2022 - Dans son rapport, le Rapporteur Spécial des Nations Unies sur le droit à l’environnement, David Boyd, liste la Guadeloupe et la Martinique parmi les « zones sacrifiées » par la France en raison de la pollution extrême de ces territoires au chlordécone, y compris dans l’eau et les aliments.
2023 - Cette vidéo (1’49) de Guadeloupe est projetée lors de la Conférence des Nations Unies sur l'eau le 23 mars 2023. Elle fait partie de la campagne numérique HearingTheUnheardHRWS menée par End Water Poverty. Elle décrit comment le manque d’eau potable à domicile et à l'hôpital impacte la vie quotidienne d’un foyer guadeloupéen et le traitement d'une fillette de 3 ans vivant avec un handicap.
▪ 1 er mai : dans le cadre de l’examen périodique universel (EPU), pour la première fois la France : - annonce faire de l’accès à l’eau potable une priorité en outre-mer ; - fait l’objet de recommandations spécifiques en ce sens d’au moins sept (7) Etats du monde ; et de tout une série de recommandations sur l’environnement, le logement et l’éducation, dont l’accès à l’eau potable est un élément constitutif. Le 29 septembre, la France a accepté l’ensemble de ces recommandations de ses pairs.
▪ 9-10 mai : Le CDE examine la France. Sa recommandation, qui n’est pas sujette à l’acceptation de la France et qui s’appuie sur la Convention des droits de l’enfant - laquelle est directement invocable devant les juridictions françaises - vient renforcer les recommandations de l’EPU et va plus loin.
▪ 2-3 octobre : La France est examinée par le Comité international des droits économiques, sociaux et culturels (CoDESC). Ses recommandations réitèrent et renforcent la recommandation du CDE.
▪ 17 octobre : La France est examinée par le Comité international pour l’élimination de la discrimination à l’égard des femmes (CEDEF). Ses recommandations réitèrent et renforcent la recommandation du CDE et du CoDESC.
▪ 27-29 novembre : le Rapporteur Spécial des Nations Unies sur les droits humains à l’eau potable et à l’assainissement effectuera une visite académique en Guadeloupe.
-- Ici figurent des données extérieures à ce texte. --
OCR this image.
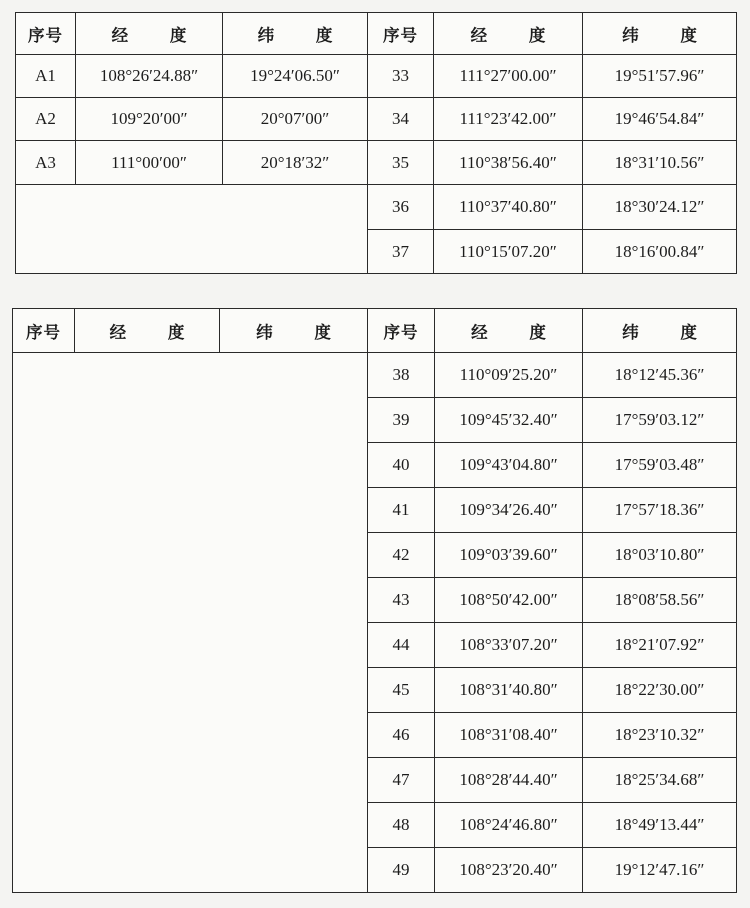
序号	经 度	纬 度	序号	经 度	纬 度
A1	108°26′24.88″	19°24′06.50″	33	111°27′00.00″	19°51′57.96″
A2	109°20′00″	20°07′00″	34	111°23′42.00″	19°46′54.84″
A3	111°00′00″	20°18′32″	35	110°38′56.40″	18°31′10.56″
			36	110°37′40.80″	18°30′24.12″
			37	110°15′07.20″	18°16′00.84″
序号	经 度	纬 度	序号	经 度	纬 度
			38	110°09′25.20″	18°12′45.36″
			39	109°45′32.40″	17°59′03.12″
			40	109°43′04.80″	17°59′03.48″
			41	109°34′26.40″	17°57′18.36″
			42	109°03′39.60″	18°03′10.80″
			43	108°50′42.00″	18°08′58.56″
			44	108°33′07.20″	18°21′07.92″
			45	108°31′40.80″	18°22′30.00″
			46	108°31′08.40″	18°23′10.32″
			47	108°28′44.40″	18°25′34.68″
			48	108°24′46.80″	18°49′13.44″
			49	108°23′20.40″	19°12′47.16″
Sabrina Cajoly est juriste en droit international et droit européen des droits humains et spécialiste en protection de l’enfant. Elle travaille depuis plus de 15 ans pour des organisations internationales et régionales en Europe, Afrique et dans la Caraïbe. De retour en Guadeloupe depuis quelques années, indignée par la situation de ce département français auquel les divers pays en développement dans lesquels j’ai exercé n’ont rien à envier, je m’investis depuis plus de 3 ans pour le droit vital à l’eau et à l’assainissement de ma communauté – et les autres droits humains qui en découlent – en portant le plaidoyer au niveau international et en l’étendant à l’ensemble des territoires français dits d’outre-mer, à titre 100% bénévole et indépendant.
* Le territoire de la Guadeloupe est connu pour avoir une forme qui ressemble à celle d’un papillon.
(1) étude de l'Inserm publiée le 27 février 2023 dans la revue Environmental Health Prenatal and childhood chlordecone exposure, cognitive abilities and problem behaviors in 7-year-old children: the TIMOUN mother–child cohort in Guadeloupe | Environmental Health | Full Text (biomedcentral.com),
(2) Voir également le rapport d’évaluation du 3ème Plan chlordécone et propositions, 2020.
(3) En 2021, le prix moyen de l'eau et de l'assainissement collectif en Guadeloupe était de 6,52 euros/m³ contre 4,3€/m3 au niveau national. Eau potable : dans quelle région de France est-elle la plus chère ? | vie-publique.fr
(4) Ces faits sont basés sur des données officielles, notamment l'audit interministériel qui, déjà en 2018, concluait à une crise de santé publique et une question de sécurité publique majeure, ainsi qu’à un scandale environnemental.